The Financial Post’s right-leaning columnist Diane Francis is the latest to float the idea of dramatically clawing back the buying privileges of foreign nationals, whether they reside in Canada temporarily or seek to plant their investment flag in a country they’ve never called home.
More specifically, Francis is asking any temporary resident — a person with a work permit — be restricted to one owner-occupied residence, which must be sold when he or she leaves the country. That temporary resident would also be banned from buying any investment property for the purpose of leasing it.
The ban is all but complete for non-resident foreigners wanting homes or investment properties.
“The only exception is if a foreign entity doing business … wants to buy housing for its Australian staff,” she writes, referencing Australian law introduced in 2010 and advocating it as a model for Canada.
The suggestion echoes some Canadian property investors concerned that they are being shut out of the Vancouver and GTA markets as deep-pocketed Asian buyers ratchet up buying prices.
Francis points to a Toronto house sold in March for $400,000 above its $759,000 asking price. The new owners are Chinese nationals, buying the property as a college residence for their child.
It’s a strategy more and more Canadian investors are adopting, although GTA selling prices have largely limited the viability of those plans.

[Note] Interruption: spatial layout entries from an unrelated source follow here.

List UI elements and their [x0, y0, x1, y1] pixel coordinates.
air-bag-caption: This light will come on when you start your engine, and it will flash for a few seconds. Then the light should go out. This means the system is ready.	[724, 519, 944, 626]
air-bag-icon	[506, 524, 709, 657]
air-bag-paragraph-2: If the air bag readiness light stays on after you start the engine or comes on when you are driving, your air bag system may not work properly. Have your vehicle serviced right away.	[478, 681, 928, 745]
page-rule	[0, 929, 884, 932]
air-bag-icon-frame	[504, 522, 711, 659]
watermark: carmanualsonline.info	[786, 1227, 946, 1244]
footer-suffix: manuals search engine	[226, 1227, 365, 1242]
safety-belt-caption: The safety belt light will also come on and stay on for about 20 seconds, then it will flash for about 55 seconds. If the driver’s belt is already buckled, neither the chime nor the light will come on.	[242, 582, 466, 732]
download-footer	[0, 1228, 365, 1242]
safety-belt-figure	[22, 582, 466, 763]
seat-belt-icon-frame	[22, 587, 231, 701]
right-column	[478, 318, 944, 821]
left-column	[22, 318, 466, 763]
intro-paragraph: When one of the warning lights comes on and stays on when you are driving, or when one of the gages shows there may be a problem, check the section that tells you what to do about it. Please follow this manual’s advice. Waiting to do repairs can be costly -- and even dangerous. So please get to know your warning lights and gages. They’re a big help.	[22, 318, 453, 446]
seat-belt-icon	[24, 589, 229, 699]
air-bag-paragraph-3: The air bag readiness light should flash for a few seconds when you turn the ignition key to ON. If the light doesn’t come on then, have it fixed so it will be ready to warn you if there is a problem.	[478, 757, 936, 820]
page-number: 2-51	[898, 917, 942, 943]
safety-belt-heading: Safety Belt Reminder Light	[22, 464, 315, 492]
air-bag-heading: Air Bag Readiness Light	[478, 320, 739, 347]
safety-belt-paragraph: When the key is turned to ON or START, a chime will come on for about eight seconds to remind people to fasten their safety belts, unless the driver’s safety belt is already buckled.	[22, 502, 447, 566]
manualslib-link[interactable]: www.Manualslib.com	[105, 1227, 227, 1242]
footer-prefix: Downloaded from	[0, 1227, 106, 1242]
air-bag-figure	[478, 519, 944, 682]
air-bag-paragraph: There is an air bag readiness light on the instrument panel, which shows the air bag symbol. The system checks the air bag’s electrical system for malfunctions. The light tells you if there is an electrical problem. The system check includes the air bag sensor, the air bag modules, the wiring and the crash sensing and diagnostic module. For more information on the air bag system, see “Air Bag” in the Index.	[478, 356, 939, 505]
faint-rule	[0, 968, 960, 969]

Americans, still grappling with tight credit and decimated home equities are also complaining about an influx of Canadian competitors now moving in to buy condos, townhouse and multi-family properties, often with cash in hand.
Still, in this country, foreign investors can’t be blamed for the spike in condo construction in either Toronto or Vancouver, counter critics of any Canadian move to follow several Asian and Western markets already restricting foreign ownership.
They blame the price surge in this country on a buying spree by Canadians, themselves, relying on low-interest rates and "liberal" default insurance guidelines.